Interestingly, though there have been a number of complaints from the employees and creditors, the company auditors have certified that there were no investor complaints during the previous quarter-April-June 2010 and there are no complaints pending unresolved against the company.

Investors appear to be upbeat after the creditors approved the repayment plan on September 16. After touching a low of Rs. 25.10 on that day, The share price has been going up, climbing about 45% to Rs. 37.35 last Wednesday. The financial results being on expected lines did not depress the stock much and it has been hovering aound Rs. 35. However, speculation and manipulation cannot be ruled out.

Comments:

 

Rengaswami Says:

Hi This a worst managed company and nothing else can be expected. The chowgules will never be able to raise any capital from the market in the near or distant future. They integrity is in shambles. Regards Rengaswami .

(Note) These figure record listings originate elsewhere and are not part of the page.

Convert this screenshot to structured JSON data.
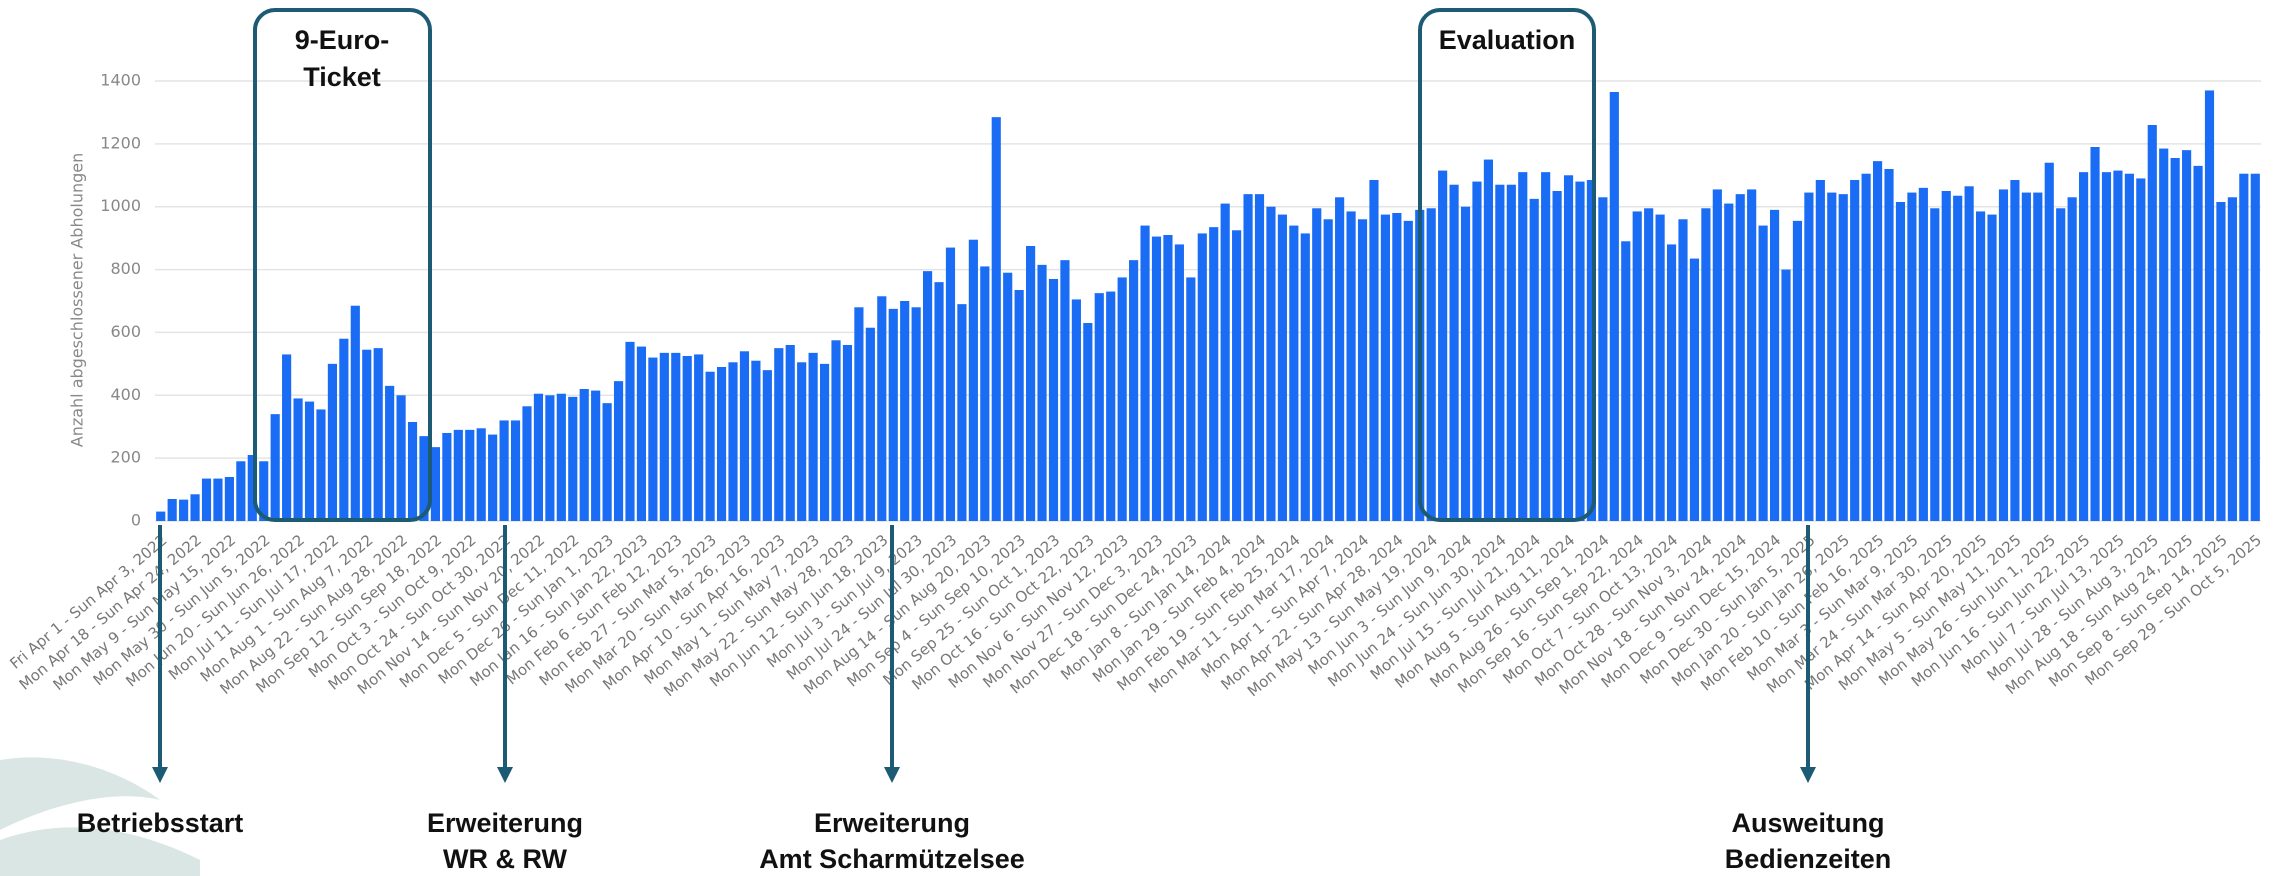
{
  "chart_data": {
    "type": "bar",
    "y_label": "Anzahl abgeschlossener Abholungen",
    "color": "#1a6cf4",
    "grid": true,
    "ylim": [
      0,
      1400
    ],
    "yticks": [
      0,
      200,
      400,
      600,
      800,
      1000,
      1200,
      1400
    ],
    "categories": [
      "Fri Apr 1 - Sun Apr 3, 2022",
      null,
      null,
      "Mon Apr 18 - Sun Apr 24, 2022",
      null,
      null,
      "Mon May 9 - Sun May 15, 2022",
      null,
      null,
      "Mon May 30 - Sun Jun 5, 2022",
      null,
      null,
      "Mon Jun 20 - Sun Jun 26, 2022",
      null,
      null,
      "Mon Jul 11 - Sun Jul 17, 2022",
      null,
      null,
      "Mon Aug 1 - Sun Aug 7, 2022",
      null,
      null,
      "Mon Aug 22 - Sun Aug 28, 2022",
      null,
      null,
      "Mon Sep 12 - Sun Sep 18, 2022",
      null,
      null,
      "Mon Oct 3 - Sun Oct 9, 2022",
      null,
      null,
      "Mon Oct 24 - Sun Oct 30, 2022",
      null,
      null,
      "Mon Nov 14 - Sun Nov 20, 2022",
      null,
      null,
      "Mon Dec 5 - Sun Dec 11, 2022",
      null,
      null,
      "Mon Dec 26 - Sun Jan 1, 2023",
      null,
      null,
      "Mon Jan 16 - Sun Jan 22, 2023",
      null,
      null,
      "Mon Feb 6 - Sun Feb 12, 2023",
      null,
      null,
      "Mon Feb 27 - Sun Mar 5, 2023",
      null,
      null,
      "Mon Mar 20 - Sun Mar 26, 2023",
      null,
      null,
      "Mon Apr 10 - Sun Apr 16, 2023",
      null,
      null,
      "Mon May 1 - Sun May 7, 2023",
      null,
      null,
      "Mon May 22 - Sun May 28, 2023",
      null,
      null,
      "Mon Jun 12 - Sun Jun 18, 2023",
      null,
      null,
      "Mon Jul 3 - Sun Jul 9, 2023",
      null,
      null,
      "Mon Jul 24 - Sun Jul 30, 2023",
      null,
      null,
      "Mon Aug 14 - Sun Aug 20, 2023",
      null,
      null,
      "Mon Sep 4 - Sun Sep 10, 2023",
      null,
      null,
      "Mon Sep 25 - Sun Oct 1, 2023",
      null,
      null,
      "Mon Oct 16 - Sun Oct 22, 2023",
      null,
      null,
      "Mon Nov 6 - Sun Nov 12, 2023",
      null,
      null,
      "Mon Nov 27 - Sun Dec 3, 2023",
      null,
      null,
      "Mon Dec 18 - Sun Dec 24, 2023",
      null,
      null,
      "Mon Jan 8 - Sun Jan 14, 2024",
      null,
      null,
      "Mon Jan 29 - Sun Feb 4, 2024",
      null,
      null,
      "Mon Feb 19 - Sun Feb 25, 2024",
      null,
      null,
      "Mon Mar 11 - Sun Mar 17, 2024",
      null,
      null,
      "Mon Apr 1 - Sun Apr 7, 2024",
      null,
      null,
      "Mon Apr 22 - Sun Apr 28, 2024",
      null,
      null,
      "Mon May 13 - Sun May 19, 2024",
      null,
      null,
      "Mon Jun 3 - Sun Jun 9, 2024",
      null,
      null,
      "Mon Jun 24 - Sun Jun 30, 2024",
      null,
      null,
      "Mon Jul 15 - Sun Jul 21, 2024",
      null,
      null,
      "Mon Aug 5 - Sun Aug 11, 2024",
      null,
      null,
      "Mon Aug 26 - Sun Sep 1, 2024",
      null,
      null,
      "Mon Sep 16 - Sun Sep 22, 2024",
      null,
      null,
      "Mon Oct 7 - Sun Oct 13, 2024",
      null,
      null,
      "Mon Oct 28 - Sun Nov 3, 2024",
      null,
      null,
      "Mon Nov 18 - Sun Nov 24, 2024",
      null,
      null,
      "Mon Dec 9 - Sun Dec 15, 2024",
      null,
      null,
      "Mon Dec 30 - Sun Jan 5, 2025",
      null,
      null,
      "Mon Jan 20 - Sun Jan 26, 2025",
      null,
      null,
      "Mon Feb 10 - Sun Feb 16, 2025",
      null,
      null,
      "Mon Mar 3 - Sun Mar 9, 2025",
      null,
      null,
      "Mon Mar 24 - Sun Mar 30, 2025",
      null,
      null,
      "Mon Apr 14 - Sun Apr 20, 2025",
      null,
      null,
      "Mon May 5 - Sun May 11, 2025",
      null,
      null,
      "Mon May 26 - Sun Jun 1, 2025",
      null,
      null,
      "Mon Jun 16 - Sun Jun 22, 2025",
      null,
      null,
      "Mon Jul 7 - Sun Jul 13, 2025",
      null,
      null,
      "Mon Jul 28 - Sun Aug 3, 2025",
      null,
      null,
      "Mon Aug 18 - Sun Aug 24, 2025",
      null,
      null,
      "Mon Sep 8 - Sun Sep 14, 2025",
      null,
      null,
      "Mon Sep 29 - Sun Oct 5, 2025"
    ],
    "values": [
      30,
      70,
      68,
      85,
      135,
      135,
      140,
      190,
      210,
      190,
      340,
      530,
      390,
      380,
      355,
      500,
      580,
      685,
      545,
      550,
      430,
      400,
      315,
      270,
      235,
      280,
      290,
      290,
      295,
      275,
      320,
      320,
      365,
      405,
      400,
      405,
      395,
      420,
      415,
      375,
      445,
      570,
      555,
      520,
      535,
      535,
      525,
      530,
      475,
      490,
      505,
      540,
      510,
      480,
      550,
      560,
      505,
      535,
      500,
      575,
      560,
      680,
      615,
      715,
      675,
      700,
      680,
      795,
      760,
      870,
      690,
      895,
      810,
      1285,
      790,
      735,
      875,
      815,
      770,
      830,
      705,
      630,
      725,
      730,
      775,
      830,
      940,
      905,
      910,
      880,
      775,
      915,
      935,
      1010,
      925,
      1040,
      1040,
      1000,
      975,
      940,
      915,
      995,
      960,
      1030,
      985,
      960,
      1085,
      975,
      980,
      955,
      990,
      995,
      1115,
      1070,
      1000,
      1080,
      1150,
      1070,
      1070,
      1110,
      1025,
      1110,
      1050,
      1100,
      1080,
      1085,
      1030,
      1365,
      890,
      985,
      995,
      975,
      880,
      960,
      835,
      995,
      1055,
      1010,
      1040,
      1055,
      940,
      990,
      800,
      955,
      1045,
      1085,
      1045,
      1040,
      1085,
      1105,
      1145,
      1120,
      1015,
      1045,
      1060,
      995,
      1050,
      1035,
      1065,
      985,
      975,
      1055,
      1085,
      1045,
      1045,
      1140,
      995,
      1030,
      1110,
      1190,
      1110,
      1115,
      1105,
      1090,
      1260,
      1185,
      1155,
      1180,
      1130,
      1370,
      1015,
      1030,
      1105,
      1105
    ]
  },
  "annotations": {
    "box_ticket": [
      "9-Euro-",
      "Ticket"
    ],
    "box_evaluation": "Evaluation",
    "start": "Betriebsstart",
    "extension_1": [
      "Erweiterung",
      "WR & RW"
    ],
    "extension_2": [
      "Erweiterung",
      "Amt Scharmützelsee"
    ],
    "hours": [
      "Ausweitung",
      "Bedienzeiten"
    ]
  }
}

Posted @ Nomber 06, 2010 111:02

 

Raju Says:

No manipulation.Share prices always driven by expectations and not by reality.Everybody expecting a soothing of its problems ahead.

Posted @ October 18, 2010 13:10

 

Bhaskar Risbud Says:

Is it on sale? How company with such huge loss can run its activities and keep the share price surprisingly going above the loss leval.Yes manipulation.